I am currently trying to run a sweep for my model. Every time, after the first epoch has finished training, I get the following output:
wandb: Waiting for W&B process to finish... (failed 1). Press Control-C to abort syncing.
wandb: Synced rich-sweep-1: https://wandb.ai/prosit-compms/intensity_normalization_optimization/runs/axdt1t4l
wandb: Synced 6 W&B file(s), 1 media file(s), 0 artifact file(s) and 0 other file(s)
wandb: Find logs at: ./wandb/run-20230411_132216-axdt1t4l/logs
Run axdt1t4l errored: NotFoundError()
wandb: ERROR Run axdt1t4l errored: NotFoundError()
Soon after this, a new Agent starts and the same error appears after 1 epoch.
Does anyone have an idea what might be causing this error.

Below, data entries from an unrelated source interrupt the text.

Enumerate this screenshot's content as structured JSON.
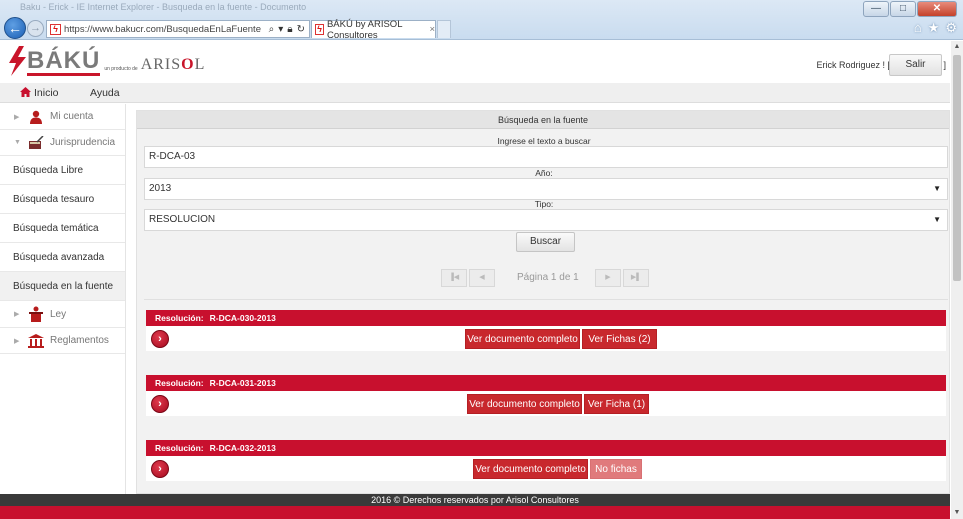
{
  "browser": {
    "titlebar_text": "Baku - Erick - IE Internet Explorer - Busqueda en la fuente - Documento",
    "url": "https://www.bakucr.com/BusquedaEnLaFuente",
    "tab_title": "BÁKÚ by ARISOL Consultores",
    "tab_close": "×",
    "win_min": "—",
    "win_max": "□",
    "win_close": "✕",
    "icons": [
      "home-icon",
      "star-icon",
      "gear-icon"
    ]
  },
  "header": {
    "logo_text": "BÁKÚ",
    "logo_sub": "un producto de",
    "logo_brand_a": "ARIS",
    "logo_brand_b": "O",
    "logo_brand_c": "L",
    "user_label": "Erick Rodriguez ! [",
    "user_close": "]",
    "logout_label": "Salir"
  },
  "menu": {
    "home": "Inicio",
    "help": "Ayuda"
  },
  "sidebar": {
    "tree": [
      {
        "label": "Mi cuenta",
        "icon": "user-icon",
        "caret": "▶"
      },
      {
        "label": "Jurisprudencia",
        "icon": "book-icon",
        "caret": "▼"
      }
    ],
    "links": [
      {
        "label": "Búsqueda Libre",
        "active": false
      },
      {
        "label": "Búsqueda tesauro",
        "active": false
      },
      {
        "label": "Búsqueda temática",
        "active": false
      },
      {
        "label": "Búsqueda avanzada",
        "active": false
      },
      {
        "label": "Búsqueda en la fuente",
        "active": true
      }
    ],
    "tree_bottom": [
      {
        "label": "Ley",
        "icon": "podium-icon",
        "caret": "▶"
      },
      {
        "label": "Reglamentos",
        "icon": "building-icon",
        "caret": "▶"
      }
    ]
  },
  "search": {
    "panel_title": "Búsqueda en la fuente",
    "text_label": "Ingrese el texto a buscar",
    "text_value": "R-DCA-03",
    "year_label": "Año:",
    "year_value": "2013",
    "type_label": "Tipo:",
    "type_value": "RESOLUCION",
    "search_button": "Buscar"
  },
  "pager": {
    "first": "▐◀",
    "prev": "◀",
    "text": "Página 1 de 1",
    "next": "▶",
    "last": "▶▌"
  },
  "results": [
    {
      "label": "Resolución:",
      "code": "R-DCA-030-2013",
      "doc_button": "Ver documento completo",
      "fichas_button": "Ver Fichas (2)",
      "fichas_enabled": true
    },
    {
      "label": "Resolución:",
      "code": "R-DCA-031-2013",
      "doc_button": "Ver documento completo",
      "fichas_button": "Ver Ficha (1)",
      "fichas_enabled": true
    },
    {
      "label": "Resolución:",
      "code": "R-DCA-032-2013",
      "doc_button": "Ver documento completo",
      "fichas_button": "No fichas",
      "fichas_enabled": false
    }
  ],
  "footer": {
    "text": "2016 © Derechos reservados por Arisol Consultores"
  },
  "colors": {
    "brand_red": "#c8102e",
    "button_red": "#c8282d",
    "button_disabled": "#e07a7c",
    "footer_dark": "#3a3a3a"
  }
}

The Sweep and the run is visible in the wandb UI.
It would be a great help to me if anyone has a suggestion on how to resolve this issue.

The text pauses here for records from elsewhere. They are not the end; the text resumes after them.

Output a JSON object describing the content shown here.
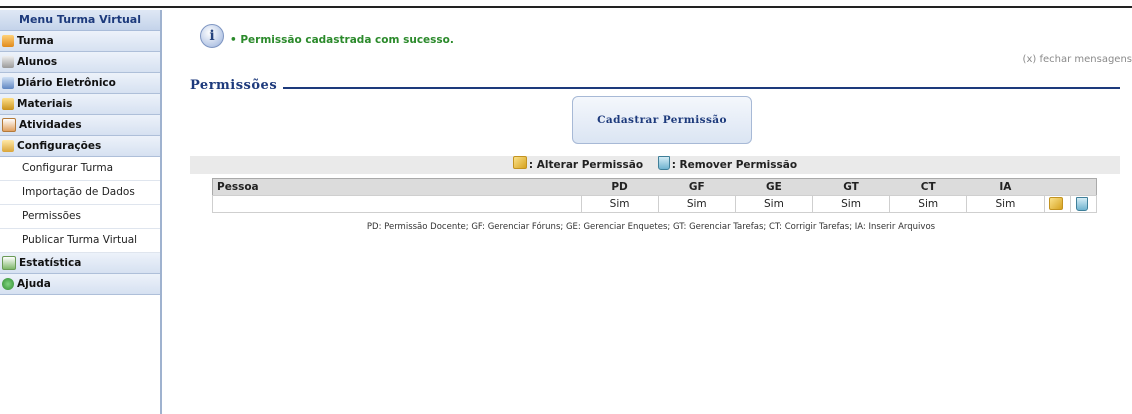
{
  "sidebar": {
    "title": "Menu Turma Virtual",
    "items": [
      {
        "label": "Turma",
        "icon": "people-icon"
      },
      {
        "label": "Alunos",
        "icon": "list-icon"
      },
      {
        "label": "Diário Eletrônico",
        "icon": "book-icon"
      },
      {
        "label": "Materiais",
        "icon": "folder-icon"
      },
      {
        "label": "Atividades",
        "icon": "clipboard-icon"
      },
      {
        "label": "Configurações",
        "icon": "wrench-icon"
      }
    ],
    "subitems": [
      "Configurar Turma",
      "Importação de Dados",
      "Permissões",
      "Publicar Turma Virtual"
    ],
    "bottom_items": [
      {
        "label": "Estatística",
        "icon": "chart-icon"
      },
      {
        "label": "Ajuda",
        "icon": "help-icon"
      }
    ]
  },
  "message": {
    "text": "• Permissão cadastrada com sucesso.",
    "close_label": "(x) fechar mensagens"
  },
  "page": {
    "title": "Permissões",
    "cadastrar_label": "Cadastrar Permissão",
    "legend_alterar": ": Alterar Permissão",
    "legend_remover": ": Remover Permissão"
  },
  "table": {
    "headers": [
      "Pessoa",
      "PD",
      "GF",
      "GE",
      "GT",
      "CT",
      "IA"
    ],
    "rows": [
      {
        "pessoa": "",
        "values": [
          "Sim",
          "Sim",
          "Sim",
          "Sim",
          "Sim",
          "Sim"
        ]
      }
    ]
  },
  "footnote": "PD: Permissão Docente; GF: Gerenciar Fóruns; GE: Gerenciar Enquetes; GT: Gerenciar Tarefas; CT: Corrigir Tarefas; IA: Inserir Arquivos",
  "colors": {
    "accent": "#1d3a7c",
    "success": "#2b8a2b"
  }
}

Using wandb version: 0.14.2
python version: 3.9.15
The Debug file: debug.log
The internal debug file: debug-internal.log
Hi @finnkap sorry to hear you’re experiencing this issue. The run seems to have been deleted since you reported the issue, may I please ask if you had interrupted the process by pressing Ctr+C? Could you run the agent again from the CLI as follows:
wandb agent entity/project/sweep-id or from the Python SDK with
wandb.agent() call and let us know if the problem persists for you?
Hey, thanks for the reply. I restarted the agent from the Python SDK and the problem unfortunately perists. Each time I start an agent, wandb starts the number of specified runs. and each run is only one epoch before it throws the error. I did not interrupt the process by ctr+C.

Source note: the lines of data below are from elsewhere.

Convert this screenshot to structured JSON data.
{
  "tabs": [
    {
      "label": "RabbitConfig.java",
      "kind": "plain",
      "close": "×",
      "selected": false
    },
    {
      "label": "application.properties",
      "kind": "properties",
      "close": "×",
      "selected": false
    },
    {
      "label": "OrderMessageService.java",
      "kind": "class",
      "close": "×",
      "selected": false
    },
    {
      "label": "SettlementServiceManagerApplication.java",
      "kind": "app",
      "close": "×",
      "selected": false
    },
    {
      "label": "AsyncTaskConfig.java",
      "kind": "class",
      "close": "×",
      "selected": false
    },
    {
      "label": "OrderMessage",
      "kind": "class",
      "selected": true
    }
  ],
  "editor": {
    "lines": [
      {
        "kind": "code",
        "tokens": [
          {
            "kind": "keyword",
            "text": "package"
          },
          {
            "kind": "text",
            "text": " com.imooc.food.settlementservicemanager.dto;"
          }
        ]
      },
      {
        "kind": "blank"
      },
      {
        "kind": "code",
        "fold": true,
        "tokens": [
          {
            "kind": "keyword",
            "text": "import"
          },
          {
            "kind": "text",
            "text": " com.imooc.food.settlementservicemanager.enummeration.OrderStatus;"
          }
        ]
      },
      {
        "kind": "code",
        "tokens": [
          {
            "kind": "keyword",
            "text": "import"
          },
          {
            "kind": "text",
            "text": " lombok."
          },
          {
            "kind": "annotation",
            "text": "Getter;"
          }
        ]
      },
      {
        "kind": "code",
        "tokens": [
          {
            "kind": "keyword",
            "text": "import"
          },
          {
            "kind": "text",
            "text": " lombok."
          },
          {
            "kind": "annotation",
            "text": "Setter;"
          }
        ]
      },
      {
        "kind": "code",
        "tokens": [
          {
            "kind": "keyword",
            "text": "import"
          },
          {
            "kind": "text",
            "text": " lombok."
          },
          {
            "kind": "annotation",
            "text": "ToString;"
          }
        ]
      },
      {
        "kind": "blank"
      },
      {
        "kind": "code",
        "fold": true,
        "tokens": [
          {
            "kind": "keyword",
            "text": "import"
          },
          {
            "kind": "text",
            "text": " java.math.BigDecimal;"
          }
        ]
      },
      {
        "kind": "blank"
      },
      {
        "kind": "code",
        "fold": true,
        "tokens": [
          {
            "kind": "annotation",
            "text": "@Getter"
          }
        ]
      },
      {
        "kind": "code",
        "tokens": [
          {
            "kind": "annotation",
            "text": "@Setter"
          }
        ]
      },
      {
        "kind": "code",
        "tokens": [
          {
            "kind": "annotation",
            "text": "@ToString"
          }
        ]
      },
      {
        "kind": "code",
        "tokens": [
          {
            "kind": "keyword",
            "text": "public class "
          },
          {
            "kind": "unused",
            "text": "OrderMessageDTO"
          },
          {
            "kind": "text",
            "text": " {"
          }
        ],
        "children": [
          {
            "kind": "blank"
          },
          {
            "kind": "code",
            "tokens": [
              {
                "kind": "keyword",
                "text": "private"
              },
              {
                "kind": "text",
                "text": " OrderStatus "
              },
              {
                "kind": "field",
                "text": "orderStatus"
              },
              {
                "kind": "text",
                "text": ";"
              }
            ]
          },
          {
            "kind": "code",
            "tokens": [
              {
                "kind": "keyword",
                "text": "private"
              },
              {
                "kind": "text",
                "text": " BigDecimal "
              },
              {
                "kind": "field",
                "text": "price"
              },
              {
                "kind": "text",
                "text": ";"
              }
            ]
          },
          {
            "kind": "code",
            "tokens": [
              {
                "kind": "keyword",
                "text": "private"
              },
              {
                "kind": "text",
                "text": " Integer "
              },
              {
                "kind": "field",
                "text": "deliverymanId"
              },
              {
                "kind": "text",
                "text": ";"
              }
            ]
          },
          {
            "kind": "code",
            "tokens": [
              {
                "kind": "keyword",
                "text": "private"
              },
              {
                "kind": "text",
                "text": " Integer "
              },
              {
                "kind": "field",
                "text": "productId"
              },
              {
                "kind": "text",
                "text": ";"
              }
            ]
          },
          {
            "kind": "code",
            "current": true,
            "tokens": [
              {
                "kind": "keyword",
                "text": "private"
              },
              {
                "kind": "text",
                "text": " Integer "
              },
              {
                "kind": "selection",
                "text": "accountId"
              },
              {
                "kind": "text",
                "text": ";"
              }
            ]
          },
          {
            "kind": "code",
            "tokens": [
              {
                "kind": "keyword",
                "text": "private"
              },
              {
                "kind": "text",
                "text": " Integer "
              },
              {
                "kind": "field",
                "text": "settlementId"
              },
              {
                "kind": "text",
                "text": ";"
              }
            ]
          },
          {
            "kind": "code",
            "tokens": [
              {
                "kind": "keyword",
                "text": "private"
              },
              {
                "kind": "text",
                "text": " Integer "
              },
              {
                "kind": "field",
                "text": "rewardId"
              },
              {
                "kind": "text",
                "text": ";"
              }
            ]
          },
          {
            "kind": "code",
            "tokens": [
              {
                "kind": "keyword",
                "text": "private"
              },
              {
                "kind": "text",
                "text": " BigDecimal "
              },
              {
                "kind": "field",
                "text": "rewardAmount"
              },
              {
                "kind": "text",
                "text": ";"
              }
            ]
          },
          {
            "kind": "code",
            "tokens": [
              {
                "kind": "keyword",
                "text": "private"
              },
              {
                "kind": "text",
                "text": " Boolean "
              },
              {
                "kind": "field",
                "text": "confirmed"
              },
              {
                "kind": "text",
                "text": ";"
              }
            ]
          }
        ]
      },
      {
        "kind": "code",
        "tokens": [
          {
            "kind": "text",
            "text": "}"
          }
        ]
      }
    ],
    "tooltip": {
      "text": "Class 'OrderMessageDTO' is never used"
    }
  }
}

Here are the debug files for one run of the sweep: prosit-compms/intensity_normalization_optimization/bljppe0j
the issue has been resolved, it was not an error of wandb but because a folder in the directory was missing.
Hi @finnkap that’s great to hear you got this resolved, thanks for letting us know. I will close this ticket for now, and please feel free to reach out to us again if you have any other questions or issues.
This topic was automatically closed 60 days after the last reply. New replies are no longer allowed.